那位小队倒是远远便认出了他,不由吃惊地道:「深夜风寒露重,公子跑
这儿来干嘛?快去吧,晚了夫人不见你,又该着急了,到时大家又不得安宁。
昨晚大小姐一番折腾,大伙儿已够累的了!」
千儿笑道:「我是听说镶白旗从河套大草原,刚为夫人弄来几匹良驹,急着
想看看,所以连夜跑过来。」他这急中生智,倒也并非胡诌,晚饭后慕容紫烟一
行上飞鹰阁看他和北风,曾随口提及。
千儿爱名驹,满大院尽人皆知,小队倒也信了,很殷勤地把他带到马厩中
央靠左一排。马厩南北成行排列,由前院南墙起始,沿西墙一直向北延伸至后院
南墙,进深二十余丈,共十六行围栏,每两行之间有一条五尺宽的通道隔开,每
行大约有九十来个围栏,几乎一眼看不到头。
绿绒此刻正站在湖边、千儿刚才所站的位置上,伸长脖子向湖里看了半天,
也没能看出个啥名堂,心中不由纳闷:「他刚才在这儿出神半晌,我还道湖里有
啥名堂,可我咋就看不出来呢?」她若是知道千儿当时心中所想,不气才怪!
千儿看着五匹新到的名驹,清一色的五花马,高头窄额,身高体壮。他装出
一副欣赏之态,想上前表示一下亲热。可马儿刚被驯服没多久,冲他喷鼻踢腿,
摆明不欢迎。小队忙道:「这几匹马有些野,公子可要小心了!」
千儿笑道:「没事儿,刚见面有些生疏。

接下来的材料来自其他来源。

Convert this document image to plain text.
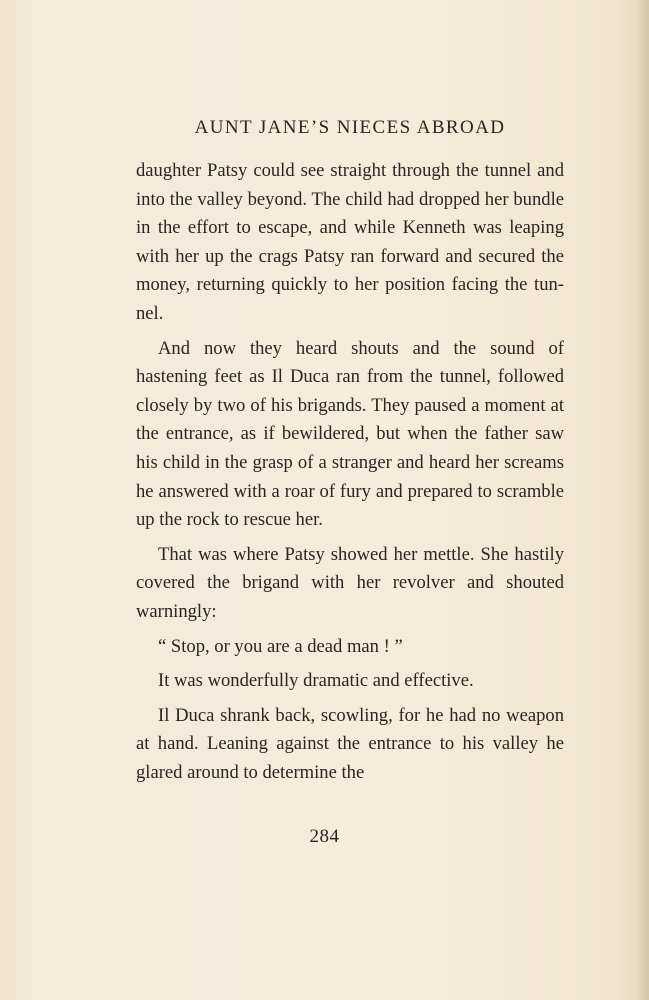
AUNT JANE’S NIECES ABROAD

daughter Patsy could see straight through the tunnel and into the valley beyond. The child had dropped her bundle in the effort to escape, and while Kenneth was leaping with her up the crags Patsy ran forward and secured the money, returning quickly to her position facing the tunnel.

And now they heard shouts and the sound of hastening feet as Il Duca ran from the tunnel, followed closely by two of his brigands. They paused a moment at the entrance, as if bewildered, but when the father saw his child in the grasp of a stranger and heard her screams he answered with a roar of fury and prepared to scramble up the rock to rescue her.

That was where Patsy showed her mettle. She hastily covered the brigand with her revolver and shouted warningly:

“ Stop, or you are a dead man ! ”

It was wonderfully dramatic and effective.

Il Duca shrank back, scowling, for he had no weapon at hand. Leaning against the entrance to his valley he glared around to determine the

284
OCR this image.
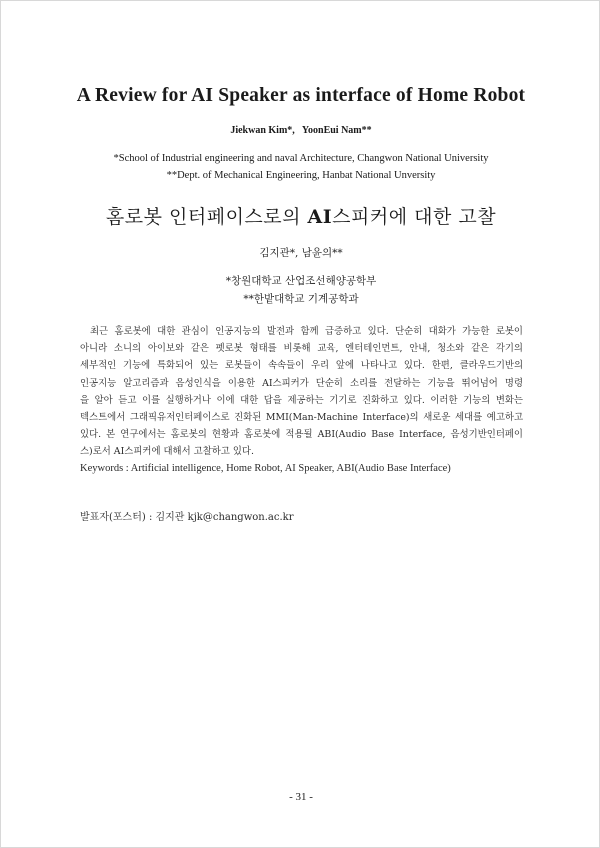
A Review for AI Speaker as interface of Home Robot
Jiekwan Kim*,   YoonEui Nam**
*School of Industrial engineering and naval Architecture, Changwon National University
**Dept. of Mechanical Engineering, Hanbat National Unversity
홈로봇 인터페이스로의 AI스피커에 대한 고찰
김지관*, 남윤의**
*창원대학교 산업조선해양공학부
**한밭대학교 기계공학과
최근 홈로봇에 대한 관심이 인공지능의 발전과 함께 급증하고 있다. 단순히 대화가 가능한 로봇이
아니라 소니의 아이보와 같은 펫로봇 형태를 비롯해 교육, 엔터테인먼트, 안내, 청소와 같은 각기의
세부적인 기능에 특화되어 있는 로봇들이 속속들이 우리 앞에 나타나고 있다. 한편, 클라우드기반의
인공지능 알고리즘과 음성인식을 이용한 AI스피커가 단순히 소리를 전달하는 기능을 뛰어넘어 명령
을 알아 듣고 이를 실행하거나 이에 대한 답을 제공하는 기기로 진화하고 있다. 이러한 기능의 변화는
텍스트에서 그래픽유저인터페이스로 진화된 MMI(Man-Machine Interface)의 새로운 세대를 예고하고
있다. 본 연구에서는 홈로봇의 현황과 홈로봇에 적용될 ABI(Audio Base Interface, 음성기반인터페이
스)로서 AI스피커에 대해서 고찰하고 있다.
Keywords : Artificial intelligence, Home Robot, AI Speaker, ABI(Audio Base Interface)
발표자(포스터) : 김지관 kjk@changwon.ac.kr
- 31 -
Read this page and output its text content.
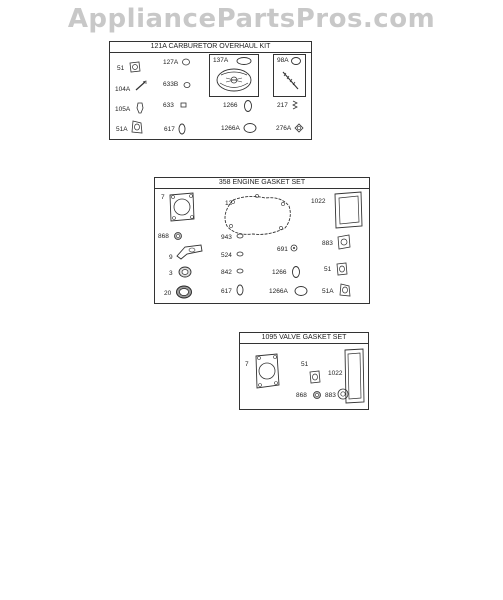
AppliancePartsPros.com
121A CARBURETOR OVERHAUL KIT
51
104A
105A
51A
127A
633B
633
617
137A
1266
1266A
98A
217
276A
358 ENGINE GASKET SET
7
868
9
3
20
12
943
524
842
617
691
1266
1266A
1022
883
51
51A
1095 VALVE GASKET SET
7	51
868
1022
883
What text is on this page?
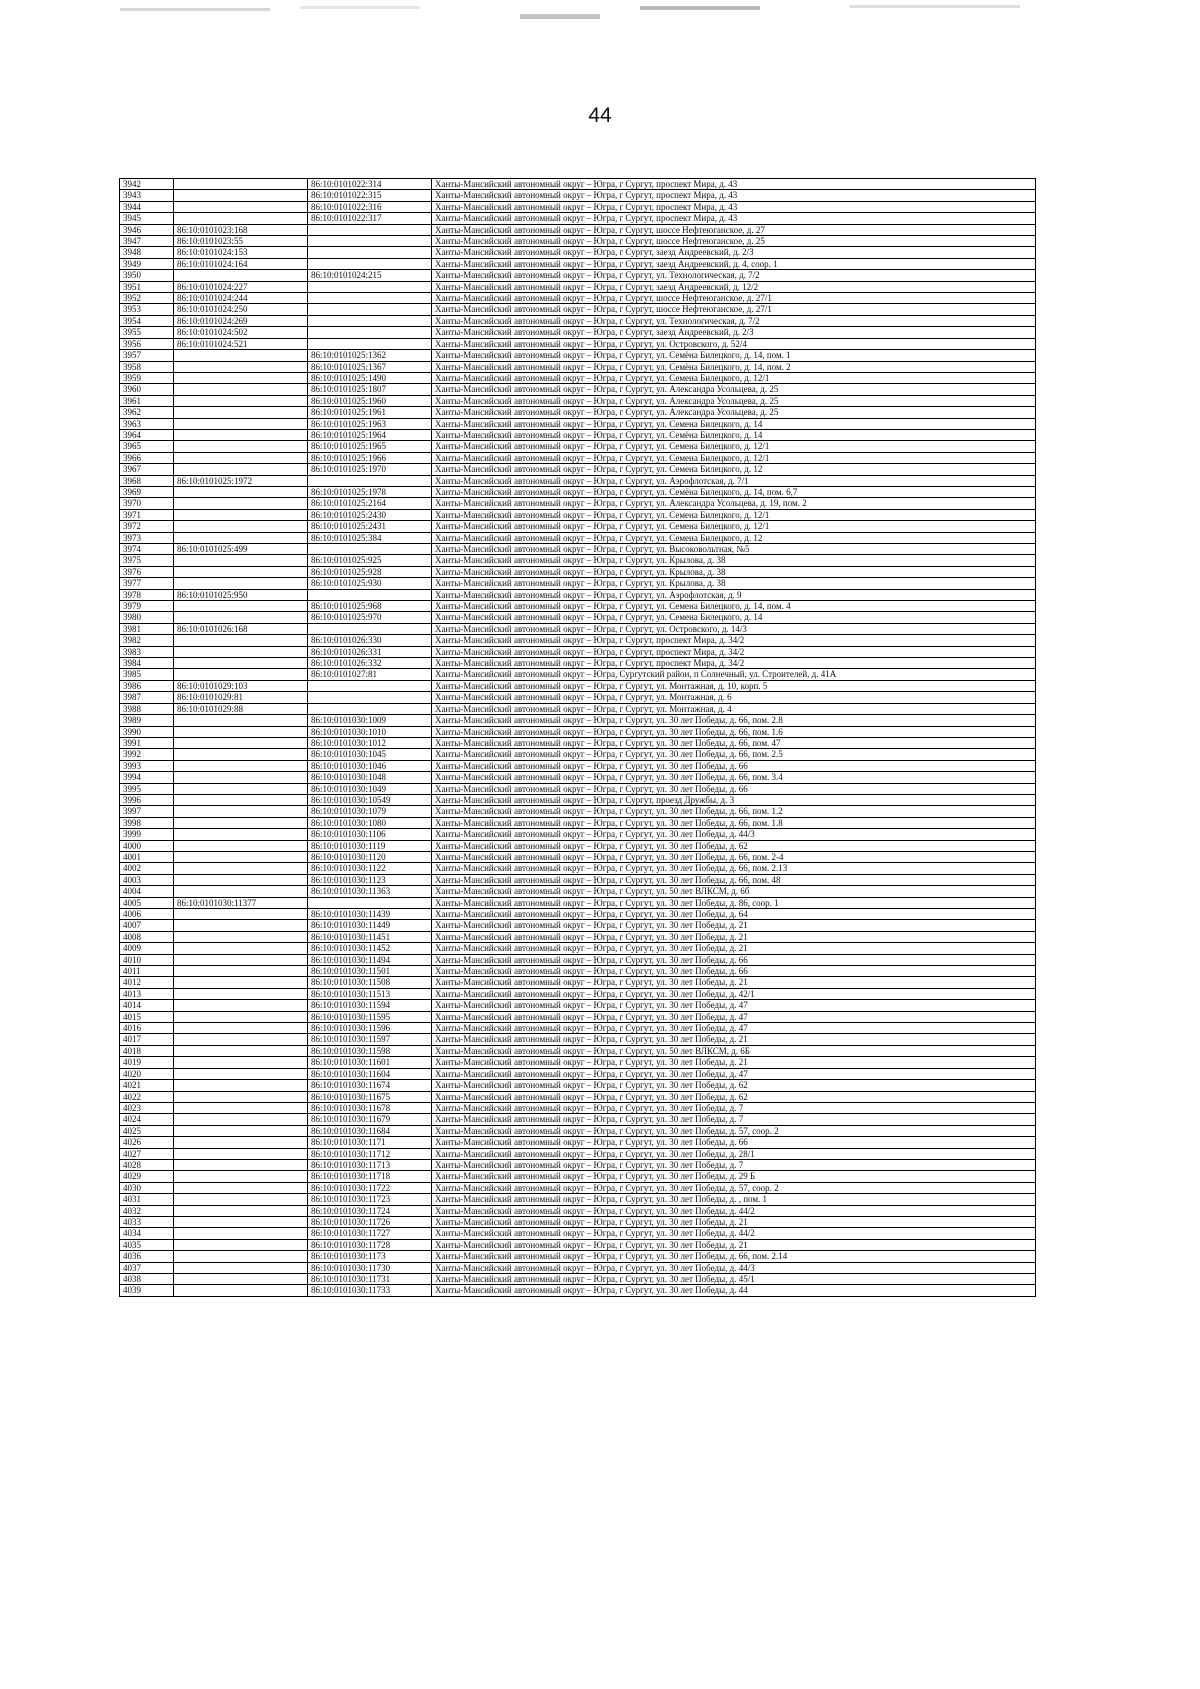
44
3942		86:10:0101022:314	Ханты-Мансийский автономный округ – Югра, г Сургут, проспект Мира, д. 43
3943		86:10:0101022:315	Ханты-Мансийский автономный округ – Югра, г Сургут, проспект Мира, д. 43
3944		86:10:0101022:316	Ханты-Мансийский автономный округ – Югра, г Сургут, проспект Мира, д. 43
3945		86:10:0101022:317	Ханты-Мансийский автономный округ – Югра, г Сургут, проспект Мира, д. 43
3946	86:10:0101023:168		Ханты-Мансийский автономный округ – Югра, г Сургут, шоссе Нефтеюганское, д. 27
3947	86:10:0101023:55		Ханты-Мансийский автономный округ – Югра, г Сургут, шоссе Нефтеюганское, д. 25
3948	86:10:0101024:153		Ханты-Мансийский автономный округ – Югра, г Сургут, заезд Андреевский, д. 2/3
3949	86:10:0101024:164		Ханты-Мансийский автономный округ – Югра, г Сургут, заезд Андреевский, д. 4, соор. 1
3950		86:10:0101024:215	Ханты-Мансийский автономный округ – Югра, г Сургут, ул. Технологическая, д. 7/2
3951	86:10:0101024:227		Ханты-Мансийский автономный округ – Югра, г Сургут, заезд Андреевский, д. 12/2
3952	86:10:0101024:244		Ханты-Мансийский автономный округ – Югра, г Сургут, шоссе Нефтеюганское, д. 27/1
3953	86:10:0101024:250		Ханты-Мансийский автономный округ – Югра, г Сургут, шоссе Нефтеюганское, д. 27/1
3954	86:10:0101024:269		Ханты-Мансийский автономный округ – Югра, г Сургут, ул. Технологическая, д. 7/2
3955	86:10:0101024:502		Ханты-Мансийский автономный округ – Югра, г Сургут, заезд Андреевский, д. 2/3
3956	86:10:0101024:521		Ханты-Мансийский автономный округ – Югра, г Сургут, ул. Островского, д. 52/4
3957		86:10:0101025:1362	Ханты-Мансийский автономный округ – Югра, г Сургут, ул. Семёна Билецкого, д. 14, пом. 1
3958		86:10:0101025:1367	Ханты-Мансийский автономный округ – Югра, г Сургут, ул. Семёна Билецкого, д. 14, пом. 2
3959		86:10:0101025:1490	Ханты-Мансийский автономный округ – Югра, г Сургут, ул. Семена Билецкого, д. 12/1
3960		86:10:0101025:1807	Ханты-Мансийский автономный округ – Югра, г Сургут, ул. Александра Усольцева, д. 25
3961		86:10:0101025:1960	Ханты-Мансийский автономный округ – Югра, г Сургут, ул. Александра Усольцева, д. 25
3962		86:10:0101025:1961	Ханты-Мансийский автономный округ – Югра, г Сургут, ул. Александра Усольцева, д. 25
3963		86:10:0101025:1963	Ханты-Мансийский автономный округ – Югра, г Сургут, ул. Семена Билецкого, д. 14
3964		86:10:0101025:1964	Ханты-Мансийский автономный округ – Югра, г Сургут, ул. Семёна Билецкого, д. 14
3965		86:10:0101025:1965	Ханты-Мансийский автономный округ – Югра, г Сургут, ул. Семена Билецкого, д. 12/1
3966		86:10:0101025:1966	Ханты-Мансийский автономный округ – Югра, г Сургут, ул. Семена Билецкого, д. 12/1
3967		86:10:0101025:1970	Ханты-Мансийский автономный округ – Югра, г Сургут, ул. Семена Билецкого, д. 12
3968	86:10:0101025:1972		Ханты-Мансийский автономный округ – Югра, г Сургут, ул. Аэрофлотская, д. 7/1
3969		86:10:0101025:1978	Ханты-Мансийский автономный округ – Югра, г Сургут, ул. Семёна Билецкого, д. 14, пом. 6,7
3970		86:10:0101025:2164	Ханты-Мансийский автономный округ – Югра, г Сургут, ул. Александра Усольцева, д. 19, пом. 2
3971		86:10:0101025:2430	Ханты-Мансийский автономный округ – Югра, г Сургут, ул. Семена Билецкого, д. 12/1
3972		86:10:0101025:2431	Ханты-Мансийский автономный округ – Югра, г Сургут, ул. Семена Билецкого, д. 12/1
3973		86:10:0101025:384	Ханты-Мансийский автономный округ – Югра, г Сургут, ул. Семена Билецкого, д. 12
3974	86:10:0101025:499		Ханты-Мансийский автономный округ – Югра, г Сургут, ул. Высоковольтная, №5
3975		86:10:0101025:925	Ханты-Мансийский автономный округ – Югра, г Сургут, ул. Крылова, д. 38
3976		86:10:0101025:928	Ханты-Мансийский автономный округ – Югра, г Сургут, ул. Крылова, д. 38
3977		86:10:0101025:930	Ханты-Мансийский автономный округ – Югра, г Сургут, ул. Крылова, д. 38
3978	86:10:0101025:950		Ханты-Мансийский автономный округ – Югра, г Сургут, ул. Аэрофлотская, д. 9
3979		86:10:0101025:968	Ханты-Мансийский автономный округ – Югра, г Сургут, ул. Семена Билецкого, д. 14, пом. 4
3980		86:10:0101025:970	Ханты-Мансийский автономный округ – Югра, г Сургут, ул. Семена Билецкого, д. 14
3981	86:10:0101026:168		Ханты-Мансийский автономный округ – Югра, г Сургут, ул. Островского, д. 14/3
3982		86:10:0101026:330	Ханты-Мансийский автономный округ – Югра, г Сургут, проспект Мира, д. 34/2
3983		86:10:0101026:331	Ханты-Мансийский автономный округ – Югра, г Сургут, проспект Мира, д. 34/2
3984		86:10:0101026:332	Ханты-Мансийский автономный округ – Югра, г Сургут, проспект Мира, д. 34/2
3985		86:10:0101027:81	Ханты-Мансийский автономный округ – Югра, Сургутский район, п Солнечный, ул. Строителей, д. 41А
3986	86:10:0101029:103		Ханты-Мансийский автономный округ – Югра, г Сургут, ул. Монтажная, д. 10, корп. 5
3987	86:10:0101029:81		Ханты-Мансийский автономный округ – Югра, г Сургут, ул. Монтажная, д. 6
3988	86:10:0101029:88		Ханты-Мансийский автономный округ – Югра, г Сургут, ул. Монтажная, д. 4
3989		86:10:0101030:1009	Ханты-Мансийский автономный округ – Югра, г Сургут, ул. 30 лет Победы, д. 66, пом. 2.8
3990		86:10:0101030:1010	Ханты-Мансийский автономный округ – Югра, г Сургут, ул. 30 лет Победы, д. 66, пом. 1.6
3991		86:10:0101030:1012	Ханты-Мансийский автономный округ – Югра, г Сургут, ул. 30 лет Победы, д. 66, пом. 47
3992		86:10:0101030:1045	Ханты-Мансийский автономный округ – Югра, г Сургут, ул. 30 лет Победы, д. 66, пом. 2.5
3993		86:10:0101030:1046	Ханты-Мансийский автономный округ – Югра, г Сургут, ул. 30 лет Победы, д. 66
3994		86:10:0101030:1048	Ханты-Мансийский автономный округ – Югра, г Сургут, ул. 30 лет Победы, д. 66, пом. 3.4
3995		86:10:0101030:1049	Ханты-Мансийский автономный округ – Югра, г Сургут, ул. 30 лет Победы, д. 66
3996		86:10:0101030:10549	Ханты-Мансийский автономный округ – Югра, г Сургут, проезд Дружбы, д. 3
3997		86:10:0101030:1079	Ханты-Мансийский автономный округ – Югра, г Сургут, ул. 30 лет Победы, д. 66, пом. 1.2
3998		86:10:0101030:1080	Ханты-Мансийский автономный округ – Югра, г Сургут, ул. 30 лет Победы, д. 66, пом. 1.8
3999		86:10:0101030:1106	Ханты-Мансийский автономный округ – Югра, г Сургут, ул. 30 лет Победы, д. 44/3
4000		86:10:0101030:1119	Ханты-Мансийский автономный округ – Югра, г Сургут, ул. 30 лет Победы, д. 62
4001		86:10:0101030:1120	Ханты-Мансийский автономный округ – Югра, г Сургут, ул. 30 лет Победы, д. 66, пом. 2-4
4002		86:10:0101030:1122	Ханты-Мансийский автономный округ – Югра, г Сургут, ул. 30 лет Победы, д. 66, пом. 2.13
4003		86:10:0101030:1123	Ханты-Мансийский автономный округ – Югра, г Сургут, ул. 30 лет Победы, д. 66, пом. 48
4004		86:10:0101030:11363	Ханты-Мансийский автономный округ – Югра, г Сургут, ул. 50 лет ВЛКСМ, д. 6б
4005	86:10:0101030:11377		Ханты-Мансийский автономный округ – Югра, г Сургут, ул. 30 лет Победы, д. 86, соор. 1
4006		86:10:0101030:11439	Ханты-Мансийский автономный округ – Югра, г Сургут, ул. 30 лет Победы, д. 64
4007		86:10:0101030:11449	Ханты-Мансийский автономный округ – Югра, г Сургут, ул. 30 лет Победы, д. 21
4008		86:10:0101030:11451	Ханты-Мансийский автономный округ – Югра, г Сургут, ул. 30 лет Победы, д. 21
4009		86:10:0101030:11452	Ханты-Мансийский автономный округ – Югра, г Сургут, ул. 30 лет Победы, д. 21
4010		86:10:0101030:11494	Ханты-Мансийский автономный округ – Югра, г Сургут, ул. 30 лет Победы, д. 66
4011		86:10:0101030:11501	Ханты-Мансийский автономный округ – Югра, г Сургут, ул. 30 лет Победы, д. 66
4012		86:10:0101030:11508	Ханты-Мансийский автономный округ – Югра, г Сургут, ул. 30 лет Победы, д. 21
4013		86:10:0101030:11513	Ханты-Мансийский автономный округ – Югра, г Сургут, ул. 30 лет Победы, д. 42/1
4014		86:10:0101030:11594	Ханты-Мансийский автономный округ – Югра, г Сургут, ул. 30 лет Победы, д. 47
4015		86:10:0101030:11595	Ханты-Мансийский автономный округ – Югра, г Сургут, ул. 30 лет Победы, д. 47
4016		86:10:0101030:11596	Ханты-Мансийский автономный округ – Югра, г Сургут, ул. 30 лет Победы, д. 47
4017		86:10:0101030:11597	Ханты-Мансийский автономный округ – Югра, г Сургут, ул. 30 лет Победы, д. 21
4018		86:10:0101030:11598	Ханты-Мансийский автономный округ – Югра, г Сургут, ул. 50 лет ВЛКСМ, д. 6Б
4019		86:10:0101030:11601	Ханты-Мансийский автономный округ – Югра, г Сургут, ул. 30 лет Победы, д. 21
4020		86:10:0101030:11604	Ханты-Мансийский автономный округ – Югра, г Сургут, ул. 30 лет Победы, д. 47
4021		86:10:0101030:11674	Ханты-Мансийский автономный округ – Югра, г Сургут, ул. 30 лет Победы, д. 62
4022		86:10:0101030:11675	Ханты-Мансийский автономный округ – Югра, г Сургут, ул. 30 лет Победы, д. 62
4023		86:10:0101030:11678	Ханты-Мансийский автономный округ – Югра, г Сургут, ул. 30 лет Победы, д. 7
4024		86:10:0101030:11679	Ханты-Мансийский автономный округ – Югра, г Сургут, ул. 30 лет Победы, д. 7
4025		86:10:0101030:11684	Ханты-Мансийский автономный округ – Югра, г Сургут, ул. 30 лет Победы, д. 57, соор. 2
4026		86:10:0101030:1171	Ханты-Мансийский автономный округ – Югра, г Сургут, ул. 30 лет Победы, д. 66
4027		86:10:0101030:11712	Ханты-Мансийский автономный округ – Югра, г Сургут, ул. 30 лет Победы, д. 28/1
4028		86:10:0101030:11713	Ханты-Мансийский автономный округ – Югра, г Сургут, ул. 30 лет Победы, д. 7
4029		86:10:0101030:11718	Ханты-Мансийский автономный округ – Югра, г Сургут, ул. 30 лет Победы, д. 29 Б
4030		86:10:0101030:11722	Ханты-Мансийский автономный округ – Югра, г Сургут, ул. 30 лет Победы, д. 57, соор. 2
4031		86:10:0101030:11723	Ханты-Мансийский автономный округ – Югра, г Сургут, ул. 30 лет Победы, д. , пом. 1
4032		86:10:0101030:11724	Ханты-Мансийский автономный округ – Югра, г Сургут, ул. 30 лет Победы, д. 44/2
4033		86:10:0101030:11726	Ханты-Мансийский автономный округ – Югра, г Сургут, ул. 30 лет Победы, д. 21
4034		86:10:0101030:11727	Ханты-Мансийский автономный округ – Югра, г Сургут, ул. 30 лет Победы, д. 44/2
4035		86:10:0101030:11728	Ханты-Мансийский автономный округ – Югра, г Сургут, ул. 30 лет Победы, д. 21
4036		86:10:0101030:1173	Ханты-Мансийский автономный округ – Югра, г Сургут, ул. 30 лет Победы, д. 66, пом. 2.14
4037		86:10:0101030:11730	Ханты-Мансийский автономный округ – Югра, г Сургут, ул. 30 лет Победы, д. 44/3
4038		86:10:0101030:11731	Ханты-Мансийский автономный округ – Югра, г Сургут, ул. 30 лет Победы, д. 45/1
4039		86:10:0101030:11733	Ханты-Мансийский автономный округ – Югра, г Сургут, ул. 30 лет Победы, д. 44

这样吧,你们只管房休息,我要
在这儿和它们多亲近亲近,就不用陪我了。」
今晚大家都很疲惫,见他如此说,便齐齐对他福了一福,转身去了。
千儿眼睛看着马儿,却竖起耳朵倾听着背后的动静。脚步声渐行渐远,终至
不闻。他这才头四顾,马厩中再无人影,他隐身灯笼照不到的暗角,忙捂住口
鼻,马厩之中真是臭啊!倒不是看马之人偷懒,每天都打扫两次的,可这里面马
匹实在太多,打扫得再干净,也难免有股难闻的味道。
他越过一排排围栏,抵达西墙边上。最后一排马棚与西墙相隔两丈左右,只
见马棚围栏外侧、悬空六尺高处挂着一长排方形铁笼,个个笼门大开,心想:
「这些铁笼用来关犯错马儿的么?好象小了点儿吧?用来捕鸟?又太大……」琢
磨半天,也没想明白这些铁笼有何用处?
西墙与围栏间遍植花草树木,枝桠密布,墙高三丈。他最近轻功进境神速,
颇为自信,估量了一下,若全力跃起,抓住墙垣边角借力,当可上到墙头。于是
瞅准一个着手之处,将轻功提至极限飞身跃起!
忽闻嗖嗖之声大作,眼见无数光点,风驰电掣飞来!
人在空中,行将力竭,根本无从躲避,闪念之间,想脱掉锦袍挥扫暗器,却
被包袱缚住,急切之间哪能脱下?
无奈之下,象缩头乌龟般双臂抱头、耸肩团身,一切听天由命!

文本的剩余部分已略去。